By definition, spyware is software or data-gathering capability that gets covertly installed on computers, with the idea of reporting on user activities, preferences and so forth as opportunities arise. Web browser cookies represent the most common instance of this type of thing, but software-tracking widgets abound. Likewise, adware is software that makes it possible for a Web site to send one, several or a seemingly endless stream of advertisements to Internet-connected machines, either in the form of inline ad banners (inside Web pages users ask for) or in separate pop-up windows. This category of software or activity also includes Web pages that reset browser defaults (home page and search engine settings are by far the most common items changed) or software that installs toolbars, changes browser settings and in general asserts control without informing users what’s going to happen or asking for permission.

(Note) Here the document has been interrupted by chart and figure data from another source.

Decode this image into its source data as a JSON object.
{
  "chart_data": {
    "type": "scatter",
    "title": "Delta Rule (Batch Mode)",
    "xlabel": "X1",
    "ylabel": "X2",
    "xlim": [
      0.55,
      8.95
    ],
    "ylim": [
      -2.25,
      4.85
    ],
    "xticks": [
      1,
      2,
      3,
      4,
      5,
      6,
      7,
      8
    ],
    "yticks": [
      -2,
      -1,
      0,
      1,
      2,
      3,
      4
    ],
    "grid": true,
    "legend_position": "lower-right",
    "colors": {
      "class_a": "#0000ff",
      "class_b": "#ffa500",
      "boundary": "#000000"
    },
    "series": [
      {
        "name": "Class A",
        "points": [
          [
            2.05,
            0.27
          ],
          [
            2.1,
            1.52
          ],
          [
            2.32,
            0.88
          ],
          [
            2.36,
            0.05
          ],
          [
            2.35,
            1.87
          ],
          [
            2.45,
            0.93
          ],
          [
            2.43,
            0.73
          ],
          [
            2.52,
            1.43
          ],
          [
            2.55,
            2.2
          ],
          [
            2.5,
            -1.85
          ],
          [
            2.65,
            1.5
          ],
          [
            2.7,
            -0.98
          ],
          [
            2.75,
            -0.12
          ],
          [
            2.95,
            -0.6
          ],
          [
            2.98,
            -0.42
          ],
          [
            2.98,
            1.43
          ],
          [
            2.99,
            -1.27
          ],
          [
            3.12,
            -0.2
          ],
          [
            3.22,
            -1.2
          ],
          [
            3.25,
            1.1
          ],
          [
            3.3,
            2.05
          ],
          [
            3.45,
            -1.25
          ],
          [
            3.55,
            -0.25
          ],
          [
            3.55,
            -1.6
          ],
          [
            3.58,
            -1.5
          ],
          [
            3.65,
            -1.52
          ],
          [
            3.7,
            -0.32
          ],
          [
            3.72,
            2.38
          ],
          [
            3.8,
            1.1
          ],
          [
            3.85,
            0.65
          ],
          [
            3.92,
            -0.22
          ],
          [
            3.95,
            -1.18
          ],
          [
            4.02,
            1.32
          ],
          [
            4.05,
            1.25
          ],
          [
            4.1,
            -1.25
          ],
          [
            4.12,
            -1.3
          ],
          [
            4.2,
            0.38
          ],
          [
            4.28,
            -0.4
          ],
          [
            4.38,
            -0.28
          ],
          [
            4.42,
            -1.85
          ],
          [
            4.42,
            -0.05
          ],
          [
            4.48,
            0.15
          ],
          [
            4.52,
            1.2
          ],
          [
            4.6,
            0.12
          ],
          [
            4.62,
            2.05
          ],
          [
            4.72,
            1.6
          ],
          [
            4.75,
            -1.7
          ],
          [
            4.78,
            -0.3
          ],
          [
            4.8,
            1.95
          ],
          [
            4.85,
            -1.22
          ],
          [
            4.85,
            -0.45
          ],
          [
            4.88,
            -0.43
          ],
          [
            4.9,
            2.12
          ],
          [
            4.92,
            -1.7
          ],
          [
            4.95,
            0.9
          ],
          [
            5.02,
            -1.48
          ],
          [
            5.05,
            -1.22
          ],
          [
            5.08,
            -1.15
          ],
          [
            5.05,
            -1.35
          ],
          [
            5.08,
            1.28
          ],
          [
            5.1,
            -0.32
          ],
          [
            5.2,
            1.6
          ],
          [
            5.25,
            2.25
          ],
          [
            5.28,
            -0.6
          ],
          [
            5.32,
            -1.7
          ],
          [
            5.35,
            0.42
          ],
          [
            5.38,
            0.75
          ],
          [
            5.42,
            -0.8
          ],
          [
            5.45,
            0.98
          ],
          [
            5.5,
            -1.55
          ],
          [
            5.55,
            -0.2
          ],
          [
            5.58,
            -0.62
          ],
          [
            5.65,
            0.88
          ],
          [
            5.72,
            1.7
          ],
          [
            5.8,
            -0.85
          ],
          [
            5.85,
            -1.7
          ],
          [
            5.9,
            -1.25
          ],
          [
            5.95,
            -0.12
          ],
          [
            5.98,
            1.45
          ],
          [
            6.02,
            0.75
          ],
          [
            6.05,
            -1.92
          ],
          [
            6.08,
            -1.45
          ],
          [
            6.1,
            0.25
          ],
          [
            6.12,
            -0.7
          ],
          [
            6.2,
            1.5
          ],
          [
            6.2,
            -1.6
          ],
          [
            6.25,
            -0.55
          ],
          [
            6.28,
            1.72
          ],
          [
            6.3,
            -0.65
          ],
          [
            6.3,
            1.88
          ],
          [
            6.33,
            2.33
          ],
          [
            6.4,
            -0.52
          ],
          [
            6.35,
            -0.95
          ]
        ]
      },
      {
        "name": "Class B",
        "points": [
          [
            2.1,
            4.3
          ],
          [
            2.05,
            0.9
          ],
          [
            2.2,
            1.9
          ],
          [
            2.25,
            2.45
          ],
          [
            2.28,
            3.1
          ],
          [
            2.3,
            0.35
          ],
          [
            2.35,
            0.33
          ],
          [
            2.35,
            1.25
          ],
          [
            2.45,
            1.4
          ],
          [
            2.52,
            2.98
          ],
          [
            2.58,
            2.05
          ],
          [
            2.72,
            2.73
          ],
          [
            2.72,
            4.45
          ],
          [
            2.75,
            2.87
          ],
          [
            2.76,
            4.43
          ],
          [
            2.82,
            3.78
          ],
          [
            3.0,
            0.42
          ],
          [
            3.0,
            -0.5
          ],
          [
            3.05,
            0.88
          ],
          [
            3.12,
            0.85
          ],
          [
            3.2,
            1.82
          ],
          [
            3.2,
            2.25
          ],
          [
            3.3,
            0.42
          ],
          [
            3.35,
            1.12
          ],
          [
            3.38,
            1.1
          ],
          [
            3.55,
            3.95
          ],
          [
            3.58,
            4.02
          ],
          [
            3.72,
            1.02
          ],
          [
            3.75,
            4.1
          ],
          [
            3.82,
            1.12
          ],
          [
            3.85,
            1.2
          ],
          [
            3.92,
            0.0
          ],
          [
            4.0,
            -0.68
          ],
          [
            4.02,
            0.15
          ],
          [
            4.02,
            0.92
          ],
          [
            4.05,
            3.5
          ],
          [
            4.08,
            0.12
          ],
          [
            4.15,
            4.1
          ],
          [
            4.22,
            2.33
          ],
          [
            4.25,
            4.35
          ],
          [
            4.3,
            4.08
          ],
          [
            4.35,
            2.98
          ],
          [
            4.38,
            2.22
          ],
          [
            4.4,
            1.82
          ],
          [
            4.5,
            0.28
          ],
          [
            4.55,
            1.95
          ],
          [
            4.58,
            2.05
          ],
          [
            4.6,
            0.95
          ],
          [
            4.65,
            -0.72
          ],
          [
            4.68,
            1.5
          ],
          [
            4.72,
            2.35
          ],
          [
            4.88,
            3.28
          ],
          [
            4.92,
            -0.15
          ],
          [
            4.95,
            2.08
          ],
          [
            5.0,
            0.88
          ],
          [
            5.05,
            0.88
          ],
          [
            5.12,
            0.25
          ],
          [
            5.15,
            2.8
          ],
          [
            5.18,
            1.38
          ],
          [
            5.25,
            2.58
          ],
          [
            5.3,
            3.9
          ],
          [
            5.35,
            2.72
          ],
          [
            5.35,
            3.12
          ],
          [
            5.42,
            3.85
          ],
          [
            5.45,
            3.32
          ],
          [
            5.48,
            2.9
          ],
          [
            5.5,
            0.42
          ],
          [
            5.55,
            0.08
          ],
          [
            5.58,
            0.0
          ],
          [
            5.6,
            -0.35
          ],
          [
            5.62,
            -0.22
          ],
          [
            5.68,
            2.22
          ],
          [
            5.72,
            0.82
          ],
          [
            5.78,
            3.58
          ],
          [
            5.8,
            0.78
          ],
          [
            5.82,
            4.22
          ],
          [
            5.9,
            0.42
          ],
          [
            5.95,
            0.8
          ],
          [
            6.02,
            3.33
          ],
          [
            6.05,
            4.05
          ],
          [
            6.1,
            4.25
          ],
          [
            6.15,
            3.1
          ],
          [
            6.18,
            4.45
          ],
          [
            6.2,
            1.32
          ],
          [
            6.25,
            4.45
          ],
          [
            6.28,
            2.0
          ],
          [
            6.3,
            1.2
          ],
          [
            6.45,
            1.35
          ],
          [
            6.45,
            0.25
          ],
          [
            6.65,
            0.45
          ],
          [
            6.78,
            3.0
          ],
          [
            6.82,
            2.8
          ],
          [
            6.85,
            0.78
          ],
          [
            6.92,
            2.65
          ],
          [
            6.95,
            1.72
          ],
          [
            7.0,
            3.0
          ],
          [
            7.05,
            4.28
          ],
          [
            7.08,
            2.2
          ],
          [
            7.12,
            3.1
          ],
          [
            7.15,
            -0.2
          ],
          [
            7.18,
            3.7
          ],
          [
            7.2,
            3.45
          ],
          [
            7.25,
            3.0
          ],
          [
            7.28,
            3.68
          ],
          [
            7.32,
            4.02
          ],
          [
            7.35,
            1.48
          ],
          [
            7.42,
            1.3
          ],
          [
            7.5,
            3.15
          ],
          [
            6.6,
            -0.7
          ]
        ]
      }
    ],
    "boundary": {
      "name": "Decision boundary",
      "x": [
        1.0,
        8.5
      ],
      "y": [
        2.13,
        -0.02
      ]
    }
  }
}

This can be a huge pain to deal with, especially for those tasked with cleaning up the sometimes formidable messes that result from such activity. Antivirus software is no help for this kind of thing, so another category of software has emerged to meet this need. It’s commonly called anti-spyware when it combats or cleans up spyware, or anti-adware software when its focus is adware instead. In addition, it’s pretty normal to use separate utilities to scan systems and clean up unwanted software and something else to monitor real-time activity and block unwanted software from entry. The former type of utility is called a spyware or adware removal or cleanup tool, the latter a spyware or adware (sometimes, pop-up) blocker.



The Top Ten Reviews Web site has a great comparative review of anti-spyware tools. Its top-ranked items, the commercial, subscription-based SpySweeper and freeware program Spybot Search & Destroy, are both worth grabbing and checking out. Because SpySweeper finds and removes so much more than the other tool I tried, I decided it was worth its $29.95 annual subscription fee (for software and signature updates).